The number of Texans who say there is a crisis at the border is the highest it’s been in over a year, with the percentage of those who say it is the most important issue Texas policymakers should address jumping 500% since just last September. The dramatic shift comes less than 100 days into President Biden’s administration. Almost immediately after taking office, President Biden reversed several successful border security programs implemented by President Trump.

Today, better than four out of five Texans (82%) agree there is an immigration crisis. Fully 25% of Texans say it is the most important issue, up from 5% just seven months ago. Addressing the COVID pandemic, mask mandates, and access to the vaccine was the next most important issue at 19%, with unemployment and the economy coming in third at 10%.

The poll was conducted April 11-14 by WPA Intelligence for TPPF and surveyed 804 registered voters statewide. It has a margin of error of +/-3.5%.

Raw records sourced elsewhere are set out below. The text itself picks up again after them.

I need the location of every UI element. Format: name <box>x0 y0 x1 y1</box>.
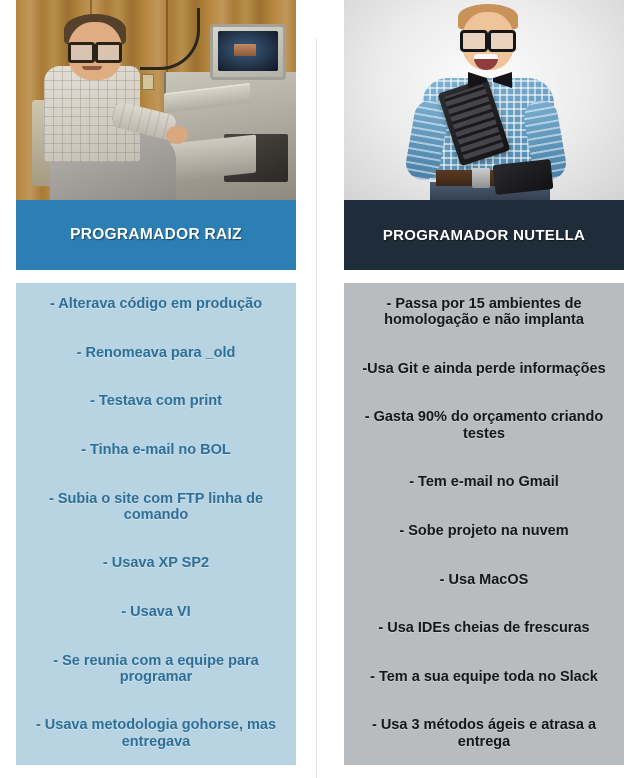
list-item: - Testava com print <box>26 392 286 410</box>
column-programador-nutella: PROGRAMADOR NUTELLA - Passa por 15 ambie… <box>312 0 624 778</box>
list-item: - Sobe projeto na nuvem <box>354 522 614 540</box>
banner-programador-raiz: PROGRAMADOR RAIZ <box>16 200 296 270</box>
list-item: - Usava metodologia gohorse, mas entrega… <box>26 716 286 750</box>
list-item: - Tem e-mail no Gmail <box>354 473 614 491</box>
list-programador-nutella: - Passa por 15 ambientes de homologação … <box>344 283 624 765</box>
banner-title-nutella: PROGRAMADOR NUTELLA <box>383 227 585 244</box>
list-item: - Usava XP SP2 <box>26 554 286 572</box>
list-item: - Renomeava para _old <box>26 344 286 362</box>
list-item: -Usa Git e ainda perde informações <box>354 360 614 378</box>
column-programador-raiz: PROGRAMADOR RAIZ - Alterava código em pr… <box>0 0 312 778</box>
list-item: - Passa por 15 ambientes de homologação … <box>354 295 614 329</box>
hipster-programmer-photo <box>344 0 624 200</box>
list-item: - Subia o site com FTP linha de comando <box>26 490 286 524</box>
list-programador-raiz: - Alterava código em produção - Renomeav… <box>16 283 296 765</box>
list-item: - Usava VI <box>26 603 286 621</box>
banner-title-raiz: PROGRAMADOR RAIZ <box>70 226 242 244</box>
retro-programmer-photo <box>16 0 296 200</box>
list-item: - Alterava código em produção <box>26 295 286 313</box>
list-item: - Usa 3 métodos ágeis e atrasa a entrega <box>354 716 614 750</box>
banner-programador-nutella: PROGRAMADOR NUTELLA <box>344 200 624 270</box>
list-item: - Usa MacOS <box>354 571 614 589</box>
list-item: - Tem a sua equipe toda no Slack <box>354 668 614 686</box>
list-item: - Gasta 90% do orçamento criando testes <box>354 408 614 442</box>
list-item: - Usa IDEs cheias de frescuras <box>354 619 614 637</box>
meme-comparison-image: PROGRAMADOR RAIZ - Alterava código em pr… <box>0 0 624 778</box>
list-item: - Se reunia com a equipe para programar <box>26 652 286 686</box>
list-item: - Tinha e-mail no BOL <box>26 441 286 459</box>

Texans also reaffirmed their support for measures to secure elections. In previous polls this year, they supported voter identification requirements (89%), auditing voter lists (89%), and equalizing identification requirements for in-person and mail-in ballots (81%). This month, 80% of Texans agreed with specific security measures saying “voters mailing in ballots should be required to include the identification number of a valid government issued ID such as a driver’s license or the last four numbers of their Social Security card.”

See the top lines.

More highlights from the survey:

  • When asked what the state should do with the incoming federal COVID relief funding, the top answer was to increase funding for schools (15%), followed by building the border wall (13%), and providing more unemployment benefits (10%). Just 8% of Texans want to expand Medicaid with the money, roughly the same number who say Texas should reject the money altogether (7%) due to the regulations and other strings attached.
  • On education, three-quarters of Texans (76%) say that even if their home school district offers a virtual education option, parents should be able to choose the virtual ed program of any district that is willing to accept them. There is broad bipartisan support for this measure, with 69% of Republicans, 80% of Independents, and 85% of Democrats agreeing parents should have a choice. Black Texans show the highest support at 91%.
  • Texans support several government transparency measures, such as getting “permission from taxpayers through a ballot initiative prior to borrowing money for the local government” (79%), and “requiring local bond issues to be on the November general election ballot” (80%) instead of during spring elections when far fewer voters show up.
  • On energy, a majority of Texans (52%) are unwilling to suffer power outages in order to increase the percentage of unreliable energy sources like wind and solar. Seven out of 10 Texans say “wind and solar energy producers should be required to provide a certain amount of electricity to keep the grid reliable.” Unlike other energy generators, wind and solar companies are not currently required to produce power as needed, which increases the volatility of the electric grid.

“The border crisis is clearly capturing the attention of Texans and they are demanding action to secure the border,” said TPPF’s Chief Communications Director Brian Phillips. “It has supplanted traditional issues like the economy and jobs, health care, and education, and even the pandemic. It ought to be a wake-up call to the Biden administration that reversing the Trump-era policies has had disastrous consequences, and to Texas’ leaders that they have to act if Biden won’t.”